Optimisation Problems
Optimisation problems involve finding the maximum or minimum value of a function within a given domain. These problems often require finding critical points using differentiation and determining whether they represent maxima, minima, or neither.
Steps to Solve Optimisation Problems
- Identify the quantity to be optimised and express it as a function of one variable.
- Determine the domain of the function based on the problem constraints.
- Find the critical points by setting the derivative equal to zero and solving.
- Evaluate the function at the critical points and at the endpoints of the domain.
- Compare the values to determine the optimal solution.
A farmer wants to fence off a rectangular field adjacent to a straight river. He has 100 meters of fencing and wants to maximise the area of the field. The side along the river doesn't need fencing. What dimensions will give the maximum area?

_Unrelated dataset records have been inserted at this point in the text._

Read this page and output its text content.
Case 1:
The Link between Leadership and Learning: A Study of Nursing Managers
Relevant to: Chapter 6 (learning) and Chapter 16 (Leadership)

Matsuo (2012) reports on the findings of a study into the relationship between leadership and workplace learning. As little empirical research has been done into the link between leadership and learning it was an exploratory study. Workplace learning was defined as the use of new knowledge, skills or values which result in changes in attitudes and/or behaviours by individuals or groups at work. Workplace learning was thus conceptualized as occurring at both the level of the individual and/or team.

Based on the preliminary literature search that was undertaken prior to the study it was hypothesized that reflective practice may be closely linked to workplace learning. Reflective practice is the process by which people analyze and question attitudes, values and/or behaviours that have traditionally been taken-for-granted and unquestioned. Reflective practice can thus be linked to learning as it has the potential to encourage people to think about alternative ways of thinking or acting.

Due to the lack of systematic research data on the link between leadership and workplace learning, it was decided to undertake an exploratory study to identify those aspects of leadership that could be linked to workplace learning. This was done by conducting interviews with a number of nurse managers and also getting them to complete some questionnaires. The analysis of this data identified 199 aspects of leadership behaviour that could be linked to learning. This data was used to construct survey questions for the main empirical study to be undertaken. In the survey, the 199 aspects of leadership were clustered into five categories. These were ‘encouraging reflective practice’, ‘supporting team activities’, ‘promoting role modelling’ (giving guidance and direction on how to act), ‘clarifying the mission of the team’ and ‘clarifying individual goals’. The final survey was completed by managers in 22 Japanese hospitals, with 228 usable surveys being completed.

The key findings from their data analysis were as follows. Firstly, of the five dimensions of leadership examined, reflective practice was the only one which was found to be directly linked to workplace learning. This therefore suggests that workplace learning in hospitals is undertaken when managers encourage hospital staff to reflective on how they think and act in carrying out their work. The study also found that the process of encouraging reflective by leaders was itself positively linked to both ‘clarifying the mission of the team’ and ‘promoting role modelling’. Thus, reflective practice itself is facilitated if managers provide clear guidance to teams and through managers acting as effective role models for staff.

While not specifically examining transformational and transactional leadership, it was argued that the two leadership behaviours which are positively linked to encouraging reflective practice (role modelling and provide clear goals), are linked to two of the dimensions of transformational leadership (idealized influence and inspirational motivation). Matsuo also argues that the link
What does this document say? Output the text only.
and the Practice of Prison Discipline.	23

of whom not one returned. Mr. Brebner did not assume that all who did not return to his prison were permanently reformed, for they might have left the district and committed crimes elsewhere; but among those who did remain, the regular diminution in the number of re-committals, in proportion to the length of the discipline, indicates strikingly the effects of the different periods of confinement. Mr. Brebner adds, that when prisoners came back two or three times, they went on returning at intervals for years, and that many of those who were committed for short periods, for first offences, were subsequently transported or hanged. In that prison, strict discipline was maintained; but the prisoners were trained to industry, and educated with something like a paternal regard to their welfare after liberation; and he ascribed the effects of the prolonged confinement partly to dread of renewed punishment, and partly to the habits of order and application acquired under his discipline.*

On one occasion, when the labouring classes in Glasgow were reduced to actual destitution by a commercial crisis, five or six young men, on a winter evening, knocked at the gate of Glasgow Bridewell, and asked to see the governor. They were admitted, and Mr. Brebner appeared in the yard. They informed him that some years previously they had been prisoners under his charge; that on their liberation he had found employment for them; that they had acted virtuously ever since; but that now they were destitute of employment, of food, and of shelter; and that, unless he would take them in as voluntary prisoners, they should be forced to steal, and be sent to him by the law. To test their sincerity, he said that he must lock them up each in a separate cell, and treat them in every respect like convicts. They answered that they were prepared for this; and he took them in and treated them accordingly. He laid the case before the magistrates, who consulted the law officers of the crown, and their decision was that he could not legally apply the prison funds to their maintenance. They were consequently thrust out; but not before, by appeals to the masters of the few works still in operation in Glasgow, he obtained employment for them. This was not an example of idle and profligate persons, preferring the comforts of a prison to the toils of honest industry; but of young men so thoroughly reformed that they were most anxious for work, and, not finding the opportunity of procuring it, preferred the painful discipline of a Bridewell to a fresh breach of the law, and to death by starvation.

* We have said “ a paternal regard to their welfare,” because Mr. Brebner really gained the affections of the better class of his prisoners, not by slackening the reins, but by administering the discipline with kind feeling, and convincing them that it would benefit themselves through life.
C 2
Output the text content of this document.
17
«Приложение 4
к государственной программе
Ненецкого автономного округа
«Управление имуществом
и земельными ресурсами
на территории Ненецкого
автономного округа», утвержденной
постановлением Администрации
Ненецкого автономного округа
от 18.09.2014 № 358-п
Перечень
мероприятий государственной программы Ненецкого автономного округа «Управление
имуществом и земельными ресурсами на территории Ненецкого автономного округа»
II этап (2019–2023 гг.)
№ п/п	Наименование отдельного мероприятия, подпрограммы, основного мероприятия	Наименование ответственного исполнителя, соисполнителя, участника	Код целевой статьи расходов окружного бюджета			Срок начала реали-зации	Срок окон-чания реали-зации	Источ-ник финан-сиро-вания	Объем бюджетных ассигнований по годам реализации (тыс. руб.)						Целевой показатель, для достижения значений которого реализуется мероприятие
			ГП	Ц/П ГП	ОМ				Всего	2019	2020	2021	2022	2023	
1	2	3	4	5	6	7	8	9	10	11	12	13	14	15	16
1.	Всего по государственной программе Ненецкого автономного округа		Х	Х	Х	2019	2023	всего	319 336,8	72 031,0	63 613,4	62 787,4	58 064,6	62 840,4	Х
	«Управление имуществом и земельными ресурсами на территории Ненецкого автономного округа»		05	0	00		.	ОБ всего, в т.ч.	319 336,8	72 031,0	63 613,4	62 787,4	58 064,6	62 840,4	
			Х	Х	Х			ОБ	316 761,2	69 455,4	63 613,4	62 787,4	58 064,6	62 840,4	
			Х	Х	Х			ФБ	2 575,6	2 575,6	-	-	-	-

- Let $x$ be the width of the field and $y$ be the length. The area is $A = xy$.
- The perimeter constraint gives us: $x + 2y = 100$. Solving for y: $y = 50 - \frac{x}{2}$
- Substituting into the area function: $A(x) = x(50 - \frac{x}{2}) = 50x - \frac{x^2}{2}$
- Finding the critical point: $\frac{dA}{dx} = 50 - x$ Set this equal to zero: $50 - x = 0$ $\\x = 50$
- The domain is $0 \leq x \leq 100$. Evaluating at x = 0, 50, and 100:
$A(0) = 0$
$A(50) = 1250$
$A(100) = 0$ - The maximum area occurs when $x = 50$ meters and $y = 25$ meters.
In optimisation problems, always check the endpoints of the domain, even if they don't satisfy $\frac{dy}{dx} = 0$. Sometimes the optimal solution occurs at an endpoint.